# PRD: Agent Smith - C++ LLM Agent Framework
## 1. Overview
Agent Smith is a high-performance, modular C++ framework for building LLM-powered agents. It aims to provide a clean abstraction for interacting with LLM providers, managing agent state, and executing tools. The framework strongly leans on `libmw` for everyday system tasks, networking, and data handling.
## 2. Core Components
### 2.1 LLM Provider Interface (`LlmClient`)
* **Abstraction:** Unified interface focused on two primary backends:
* OpenAI-compatible endpoints (OpenAI, Local models running OpenAI-compatible servers like vLLM/llama.cpp server).
* Google Gemini API.
* **Capabilities:**
* Support for standard request/response cycles via `libmw`'s HTTP client (`mw::url` wrapper around cURL).
* Asynchronous streaming of tokens.
* Configurable parameters (temperature, max tokens, etc.).
* System prompt management.
### 2.2 Agent Core (`Agent`)
* **Logic:** Manages the conversational loop and decision-making process.
* **Orchestration:** Coordinates between the `LlmClient`, `Memory`, and `Tool` systems.
* **State Management:** Maintains the current status and internal reasoning of the agent.
### 2.3 Tool/Action System (`Tool` & MCP)
* **Definition:** Interface for defining functions that agents can invoke.
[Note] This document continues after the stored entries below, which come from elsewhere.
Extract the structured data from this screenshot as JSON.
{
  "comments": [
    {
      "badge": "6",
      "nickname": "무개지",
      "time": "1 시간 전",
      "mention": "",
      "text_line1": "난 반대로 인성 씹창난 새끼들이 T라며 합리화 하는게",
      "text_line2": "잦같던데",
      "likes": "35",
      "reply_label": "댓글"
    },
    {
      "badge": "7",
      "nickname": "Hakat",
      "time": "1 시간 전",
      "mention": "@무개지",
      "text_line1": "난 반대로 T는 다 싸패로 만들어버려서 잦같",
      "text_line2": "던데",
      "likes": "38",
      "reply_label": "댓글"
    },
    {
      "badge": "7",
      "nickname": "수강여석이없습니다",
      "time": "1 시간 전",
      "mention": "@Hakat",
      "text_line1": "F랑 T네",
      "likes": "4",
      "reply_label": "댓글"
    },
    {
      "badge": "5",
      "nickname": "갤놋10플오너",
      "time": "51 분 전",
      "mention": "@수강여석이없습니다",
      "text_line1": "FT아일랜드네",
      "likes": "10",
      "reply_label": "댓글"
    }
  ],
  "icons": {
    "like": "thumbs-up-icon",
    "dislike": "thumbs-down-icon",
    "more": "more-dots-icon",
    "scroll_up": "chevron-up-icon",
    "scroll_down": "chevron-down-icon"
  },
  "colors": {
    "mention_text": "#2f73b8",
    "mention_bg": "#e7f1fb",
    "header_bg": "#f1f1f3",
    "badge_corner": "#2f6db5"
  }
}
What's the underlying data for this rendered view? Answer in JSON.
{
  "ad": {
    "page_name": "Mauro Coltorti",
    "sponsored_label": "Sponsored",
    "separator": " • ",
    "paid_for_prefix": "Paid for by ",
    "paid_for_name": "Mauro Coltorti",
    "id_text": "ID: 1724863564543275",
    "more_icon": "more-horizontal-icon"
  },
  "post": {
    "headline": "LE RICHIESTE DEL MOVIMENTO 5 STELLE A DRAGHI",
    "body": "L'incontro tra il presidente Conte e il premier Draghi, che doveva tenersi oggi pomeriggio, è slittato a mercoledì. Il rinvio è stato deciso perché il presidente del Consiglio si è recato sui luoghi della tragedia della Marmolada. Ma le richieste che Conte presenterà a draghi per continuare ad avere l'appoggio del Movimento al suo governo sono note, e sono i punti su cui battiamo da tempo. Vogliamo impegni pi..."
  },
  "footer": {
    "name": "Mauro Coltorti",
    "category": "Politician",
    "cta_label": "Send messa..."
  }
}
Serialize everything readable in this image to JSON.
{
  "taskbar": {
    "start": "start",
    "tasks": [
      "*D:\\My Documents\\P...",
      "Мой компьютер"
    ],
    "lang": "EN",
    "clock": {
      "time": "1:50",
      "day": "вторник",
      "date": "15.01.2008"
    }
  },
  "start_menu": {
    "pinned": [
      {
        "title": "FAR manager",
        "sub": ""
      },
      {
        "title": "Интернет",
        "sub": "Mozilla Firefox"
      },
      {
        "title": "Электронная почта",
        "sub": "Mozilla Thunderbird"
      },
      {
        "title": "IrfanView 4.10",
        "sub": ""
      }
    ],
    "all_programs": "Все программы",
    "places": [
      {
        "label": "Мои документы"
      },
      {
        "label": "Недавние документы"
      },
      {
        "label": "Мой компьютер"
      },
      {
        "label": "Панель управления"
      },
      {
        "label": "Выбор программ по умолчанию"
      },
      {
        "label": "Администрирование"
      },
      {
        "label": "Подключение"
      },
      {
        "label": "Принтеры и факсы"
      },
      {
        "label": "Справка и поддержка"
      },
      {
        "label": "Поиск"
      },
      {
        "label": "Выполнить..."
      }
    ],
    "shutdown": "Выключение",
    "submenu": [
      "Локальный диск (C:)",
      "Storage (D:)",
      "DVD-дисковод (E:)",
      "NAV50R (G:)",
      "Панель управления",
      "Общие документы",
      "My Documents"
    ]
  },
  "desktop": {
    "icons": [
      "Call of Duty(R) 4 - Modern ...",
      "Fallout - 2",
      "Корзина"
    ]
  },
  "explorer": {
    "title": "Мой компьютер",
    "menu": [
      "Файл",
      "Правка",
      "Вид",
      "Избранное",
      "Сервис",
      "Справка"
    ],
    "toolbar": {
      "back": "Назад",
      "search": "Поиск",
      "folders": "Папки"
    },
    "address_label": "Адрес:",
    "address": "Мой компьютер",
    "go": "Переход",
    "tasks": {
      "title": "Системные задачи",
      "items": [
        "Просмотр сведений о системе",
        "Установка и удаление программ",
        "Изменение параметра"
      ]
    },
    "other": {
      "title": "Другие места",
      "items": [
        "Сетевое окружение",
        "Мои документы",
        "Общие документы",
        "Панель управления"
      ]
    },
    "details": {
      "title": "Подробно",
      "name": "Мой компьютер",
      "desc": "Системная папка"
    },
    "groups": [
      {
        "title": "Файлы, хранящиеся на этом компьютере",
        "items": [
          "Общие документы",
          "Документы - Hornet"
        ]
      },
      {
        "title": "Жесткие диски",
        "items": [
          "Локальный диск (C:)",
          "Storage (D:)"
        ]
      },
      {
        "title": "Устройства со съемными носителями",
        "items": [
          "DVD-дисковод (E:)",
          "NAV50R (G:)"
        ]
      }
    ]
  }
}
The framework will natively support standard **tool calls**.
* **Model Context Protocol (MCP):** Full support for MCP to allow standardized communication, capability discovery, and seamless interaction with external servers, tools, and data sources.
* **Discovery:** Mechanism to provide tool schemas (JSON Schema) to the LLM.
* **Execution:** Automated parsing of LLM-generated arguments and execution of C++ functions.
* **Feedback:** Structured way to return tool results back to the LLM context.
### 2.4 Agent Skills
* **Modular Capabilities:** Support for defining, loading, and activating specialized "skills".
* **Extension:** Skills will bundle specialized system prompts, contextual knowledge, and restricted toolsets to guide the agent through specific, complex workflows or domain-specific tasks.
### 2.5 Memory & Context Management (`Memory`)
* **Storage:** Methods for storing and retrieving conversation history. Local persistence can be implemented using `mw::sqlite`.
* **Strategies:**
* Rolling window (fixed token/message limit).
* Summary-based memory.
## 3. Functional Requirements
### 3.1 Asynchronous Operations
* If asynchronous execution is necessary (e.g., for non-blocking LLM calls or tool executions), the framework will utilize **C++ standard coroutines**.
### 3.2 JSON Integration
* Robust serialization and deserialization for API communication and tool argument parsing using **`nlohmann/json`** (leveraging `libmw`'s integration).
### 3.3 Streaming Support
* Real-time processing of token streams for both UI feedback and intermediate agent reasoning.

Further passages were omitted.